I know some of you panic about the idea of being left alone without own thoughts. No, it’s not phones or screens. I had lovely solo lunches in college, eating and going over my notes for the next class, or listening to the carillon bells. What is with the constant extrovert need to talk, talk, talk. When do you THINK? When do you lose yourself in thought?


This was a little harsh, but I get you, fellow introvert 😊

I loved my big state flagship because by sophomore year I couldn't go anywhere without seeing a friend, and yet I could still get some alone time whenever I needed it without anyone being concerned about my lack of group participation.
Anonymous
I went to Maryland and ate alone and walked alone most days. Not sure about others as this isn’t something I would notice
Anonymous
Can you imagine our parents desperately observing and fussing on messaging boards with other parents about ADULT STUDENTS eating or *walking* alone? Good grief. Pull yourselves together, people.

In college, my friends had different majors. Thus, we very rarely had classes together, and the classes we had were in different buildings.

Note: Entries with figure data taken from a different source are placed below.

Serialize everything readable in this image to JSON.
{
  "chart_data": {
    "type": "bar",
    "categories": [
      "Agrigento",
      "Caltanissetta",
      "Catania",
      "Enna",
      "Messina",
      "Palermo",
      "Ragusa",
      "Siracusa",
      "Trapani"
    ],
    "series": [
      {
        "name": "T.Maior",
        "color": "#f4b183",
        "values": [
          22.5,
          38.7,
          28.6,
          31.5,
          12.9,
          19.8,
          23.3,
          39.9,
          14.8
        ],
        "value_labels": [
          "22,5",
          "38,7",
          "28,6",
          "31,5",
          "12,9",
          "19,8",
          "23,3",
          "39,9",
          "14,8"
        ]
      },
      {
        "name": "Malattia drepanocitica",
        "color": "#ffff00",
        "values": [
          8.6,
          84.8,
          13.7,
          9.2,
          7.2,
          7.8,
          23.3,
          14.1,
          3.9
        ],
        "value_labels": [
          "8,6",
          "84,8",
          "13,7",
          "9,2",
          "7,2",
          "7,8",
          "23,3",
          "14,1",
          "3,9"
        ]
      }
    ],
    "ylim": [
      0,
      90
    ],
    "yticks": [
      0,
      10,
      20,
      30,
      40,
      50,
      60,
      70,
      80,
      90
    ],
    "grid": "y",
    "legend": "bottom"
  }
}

Of course I was friendly with people in my classes, and yeah, if you happened to see someone who was grabbing lunch at the same time, you might eat together. But usually I ate by myself and read, studied, did the crossword, or went back to my dorm room for a nap or to study.

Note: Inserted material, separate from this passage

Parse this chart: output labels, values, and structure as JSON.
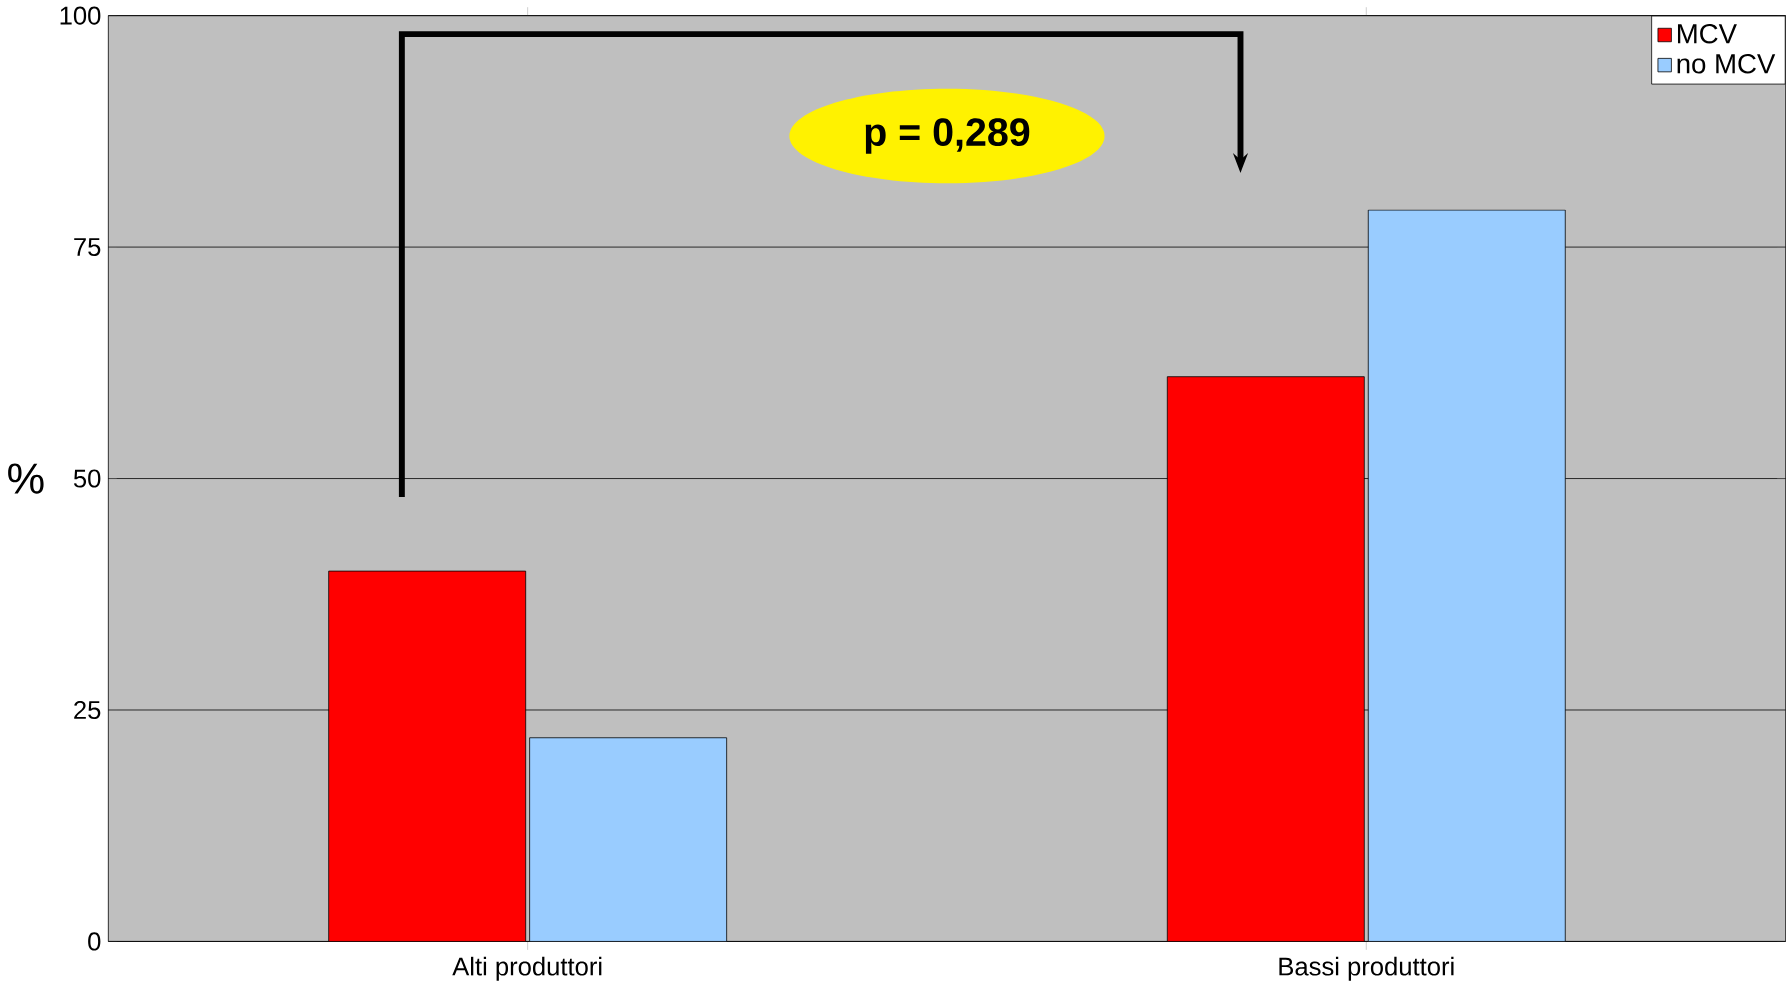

Do you feel this same way about working adults, that they must walk to meetings “together,” eat lunch together each and every day? Honestly wondering what is wrong with some of you.
Anonymous
Anonymous wrote:My DD partially picked her school because the kids were walking in groups and eating together. Once she got there, she realized that kids who did not have friends were embarrassed to eat alone and it was a very cliquish school. She probably ate in the cafeteria 10 times her first semester. She ate in her room because it was too embarrassing to be seen alone. Granted, that was her insecurity but I do think normalizing eating alone is not a bad thing. She was jealous of her friend’s school, which had a set up for kids to eat alone (like bar stools or something similar, I can’t remember).


+1 I always retreated back to my room for meals if I couldn’t find a friend whose schedule aligned with mine. I wasn’t confident enough to publicly eat alone until I was pushing 40!
Anonymous
It makes me so sad for our kids that parents think eating and walking alone is a problem. I think it's great, much better than kids who are too embarrassed to go to the dining hall because their meal time doesn't match up with a friend's.

Also, ???? to the walking alone. I went to a small school and often walked alone because I had friends in different majors. It doesn't mean I sat alone in class; we just all headed in different directions after class was over.

This is such a weird thing to complain about, and to blame on phones.
Anonymous
I think seeing a cafeteria where 40% of students are athletes and they stick together is a real problem for some SLACs
Anonymous
I always ate by myself my freshman year when I had a meal plan. This was 1995. Always. I took a book, got my food, and sat alone. I didn't have many friends and I didn't really want them. I loved to read, I was mildly depressed at my school, and I generally just kept my head down. I also always walked alone.
Anonymous
Anonymous wrote:What I remember was that freshmen tended to travel in large packs, while upperclassmen gradually became confident enough to eat/walk/function alone.


What I remember was that freshmen were the only ones regularly eating in the cafeteria; most upperclassmen weren't on the meal plan.